L’Etat condamné à indemniser les victimes ayant été exposées au chlordécone en Guadeloupe et en Martinique
La Cour administrative d’appel de Paris saisie par près de 1300 personnes demandant réparation du fait de leur exposition au chlordécone en Martinique et en Guadeloupe, a jugé que l’Etat doit indemniser les personnes qui justifient d’un préjudice moral d’anxiété (Cour administrative d’appel de Paris, 11 mars 2025, n°22PA03906)
Cet arrêt établit la responsabilité de l’État en raison de sa faute et précise les conditions d’indemnisation des victimes démontrant un préjudice moral d’anxiété lié à cette exposition.
Contexte de l’affaire du chlordécone en Guadeloupe et en Martinique
Entre 1972 et 1993, le chlordécone, un insecticide de synthèse, a été utilisé dans les bananeraies de Martinique et de Guadeloupe. Cette substance a entraîné une pollution durable des sols, de l’eau et de la chaîne alimentaire, exposant les populations locales à des risques sanitaires accrus. La dangerosité de ce produit est telle qu’il est interdit à la vente et à l’utilisation depuis 1990. Pour autant des dérogations de délivrance sont autorisées dans des conditions bien précises et sous un contrôle aigu et des autorisations de vente ont été délivrées par le Ministre de l’agriculture en connaissance de la dangerosité du polluant.

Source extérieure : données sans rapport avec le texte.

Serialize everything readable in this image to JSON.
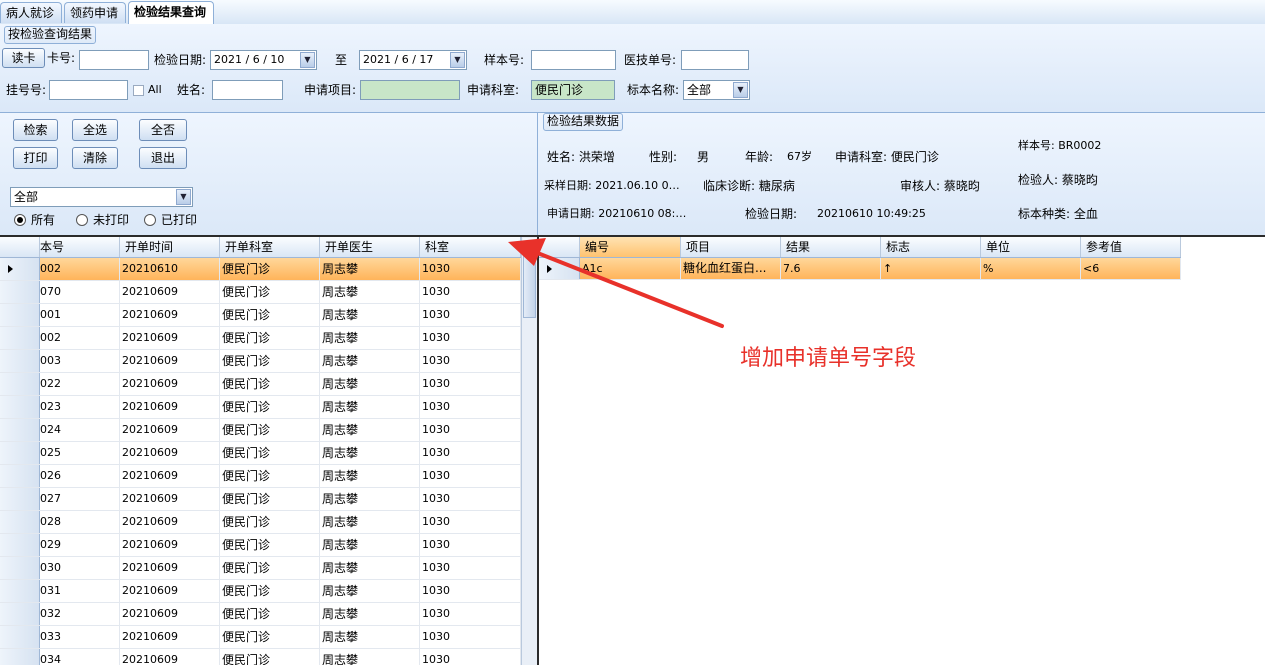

Dans un premier temps, le tribunal administratif a rejeté la demande des requérants au motif qu’ils ne faisaient état d’aucun élément personnel et circonstancié permettant de justifier le préjudice d’anxiété dont ils se prévalent.

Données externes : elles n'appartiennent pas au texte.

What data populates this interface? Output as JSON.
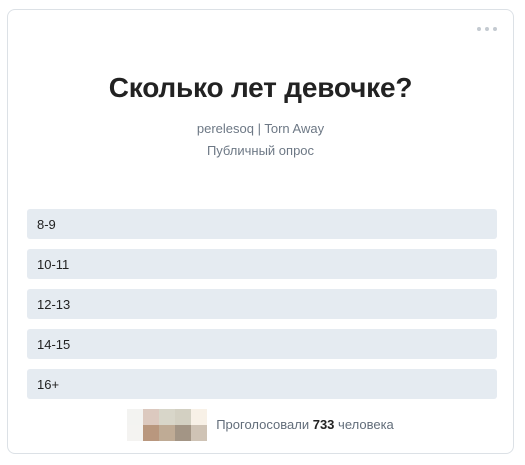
{
  "poll": {
    "title": "Сколько лет девочке?",
    "author": "perelesoq | Torn Away",
    "type": "Публичный опрос",
    "options": [
      {
        "label": "8-9"
      },
      {
        "label": "10-11"
      },
      {
        "label": "12-13"
      },
      {
        "label": "14-15"
      },
      {
        "label": "16+"
      }
    ],
    "footer": {
      "prefix": "Проголосовали",
      "count": "733",
      "suffix": "человека"
    }
  },
  "icons": {
    "more": "more-horizontal-icon"
  },
  "colors": {
    "option_background": "#e5ebf1",
    "card_border": "#dce1e6",
    "secondary_text": "#6d7885"
  }
}
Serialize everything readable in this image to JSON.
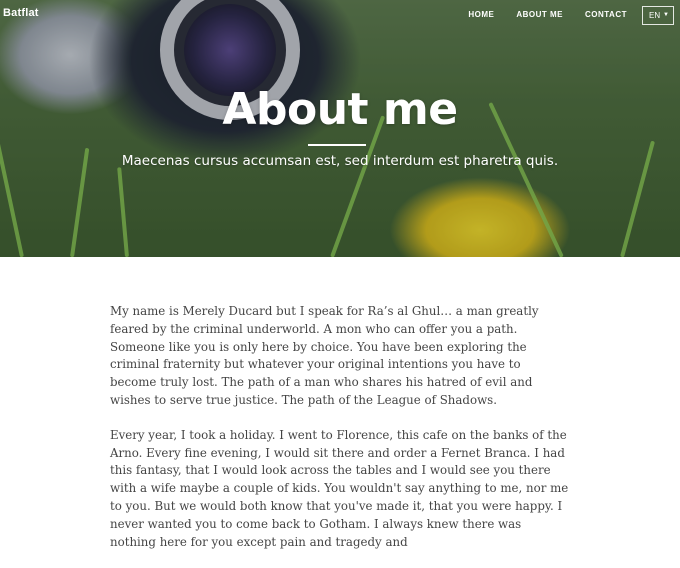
{
  "header": {
    "brand": "Batflat",
    "nav": [
      {
        "label": "HOME"
      },
      {
        "label": "ABOUT ME"
      },
      {
        "label": "CONTACT"
      }
    ],
    "language": {
      "selected": "EN",
      "icon": "chevron-down-icon"
    }
  },
  "hero": {
    "title": "About me",
    "subtitle": "Maecenas cursus accumsan est, sed interdum est pharetra quis."
  },
  "content": {
    "paragraphs": [
      "My name is Merely Ducard but I speak for Ra’s al Ghul… a man greatly feared by the criminal underworld. A mon who can offer you a path. Someone like you is only here by choice. You have been exploring the criminal fraternity but whatever your original intentions you have to become truly lost. The path of a man who shares his hatred of evil and wishes to serve true justice. The path of the League of Shadows.",
      "Every year, I took a holiday. I went to Florence, this cafe on the banks of the Arno. Every fine evening, I would sit there and order a Fernet Branca. I had this fantasy, that I would look across the tables and I would see you there with a wife maybe a couple of kids. You wouldn't say anything to me, nor me to you. But we would both know that you've made it, that you were happy. I never wanted you to come back to Gotham. I always knew there was nothing here for you except pain and tragedy and"
    ]
  }
}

Dans un second temps, la Cour administrative d’appel de Paris a réformé ce jugement en reconnaissant le caractère fautif de l’action de l’Etat mais également le préjudice d’anxiété de certains des requérants du fait de leur exposition durable au chlordécone en dépit de sa dangerosité avérée.

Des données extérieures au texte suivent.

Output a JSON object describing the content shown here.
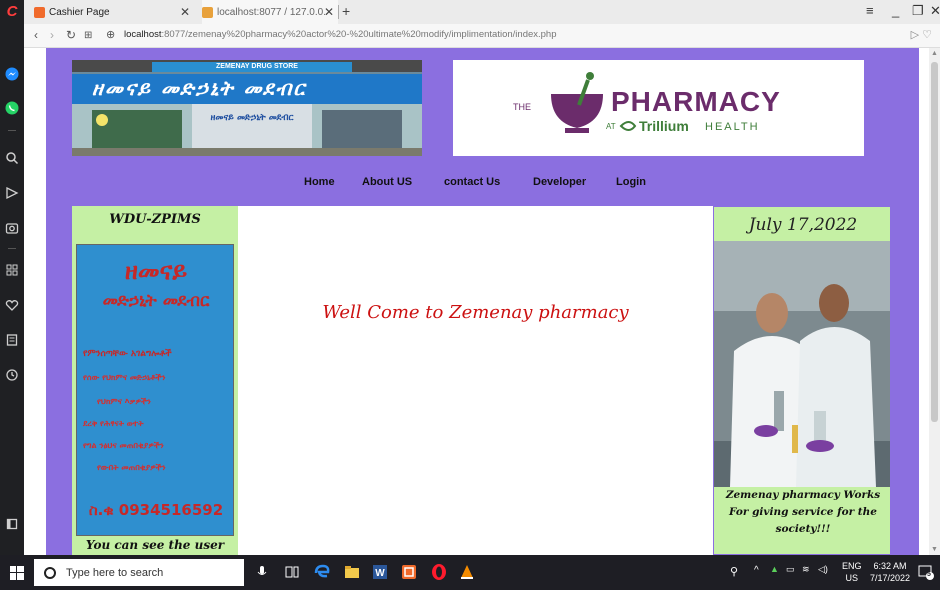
{
  "browser": {
    "tabs": [
      {
        "label": "Cashier Page",
        "active": true
      },
      {
        "label": "localhost:8077 / 127.0.0.1",
        "active": false
      }
    ],
    "url_host": "localhost",
    "url_rest": ":8077/zemenay%20pharmacy%20actor%20-%20ultimate%20modify/implimentation/index.php",
    "new_tab": "+"
  },
  "site": {
    "store_sign_amharic": "ዘመናይ መድኃኒት መደብር",
    "store_sign_english": "ZEMENAY DRUG STORE",
    "logo": {
      "the": "THE",
      "pharmacy": "PHARMACY",
      "at": "AT",
      "brand": "Trillium",
      "health": "HEALTH"
    },
    "nav": [
      "Home",
      "About US",
      "contact Us",
      "Developer",
      "Login"
    ],
    "left_title": "WDU-ZPIMS",
    "left_caption": "You can see the user",
    "poster": {
      "title1": "ዘመናይ",
      "title2": "መድኃኒት መደብር",
      "line1": "የምንሰጣቸው አገልግሎቶች",
      "line2": "የሰው የህክምና መድኃኒቶችን",
      "line3": "የህክምና እቃዎችን",
      "line4": "ደረቅ የሕፃናት ወተት",
      "line5": "የግል ንፅህና መጠበቂያዎችን",
      "line6": "የውበት መጠበቂያዎችን",
      "phone": "ስ.ቁ 0934516592"
    },
    "welcome": "Well Come to Zemenay pharmacy",
    "date": "July 17,2022",
    "right_text": "Zemenay pharmacy Works For giving service for the society!!!"
  },
  "taskbar": {
    "search_placeholder": "Type here to search",
    "lang": "ENG",
    "region": "US",
    "time": "6:32 AM",
    "date": "7/17/2022",
    "notification_count": "5"
  },
  "colors": {
    "page_bg": "#8b6fe0",
    "column_bg": "#c5f0a4",
    "welcome": "#cc1111",
    "logo_purple": "#6b2c6b",
    "logo_green": "#3f7e3a"
  }
}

Fautes retenues à l’encontre de l’État dans l’affaire du chlordécone en Guadeloupe et en Martinique
La Cour a procédé à une analyse des différentes situations des requérants et a identifié plusieurs manquements de l’État.
D’abord, le renouvellement des autorisations sans études suffisantes : à partir de 1974, l’État a renouvelé les autorisations provisoires de vente des insecticides à base de chlordécone sans disposer des études demandées sur leur toxicité et sans s’assurer de leur innocuité, dans l’absence de résultat des études ces autorisations ont même été prorogées.
Ensuite, l’homologation malgré les connaissances sur la toxicité : alors que l’évolution des connaissances permettait une affirmation absolue de la toxicité du chlordécone, l’État a homologué ces pesticides et autorisé leur usage dérogatoire entre 1990 et 1993 sur les territoires de la Guadeloupe et de la Martinique, de fait la Cour a relevé que l’accès à ces connaissances ne pouvait permettre à l’Etat d’accorder des homologations sur ce produit.
Enfin, le manque de diligence après l’interdiction : à la suite de l’interdiction du chlordécone, l’État a tardé à éliminer les stocks restants, à évaluer la contamination de l’environnement et de la chaîne alimentaire, et à informer et protéger la population exposée, cette inaction a participé à la contamination de l’environnement et des populations en contact avec le chlordécone.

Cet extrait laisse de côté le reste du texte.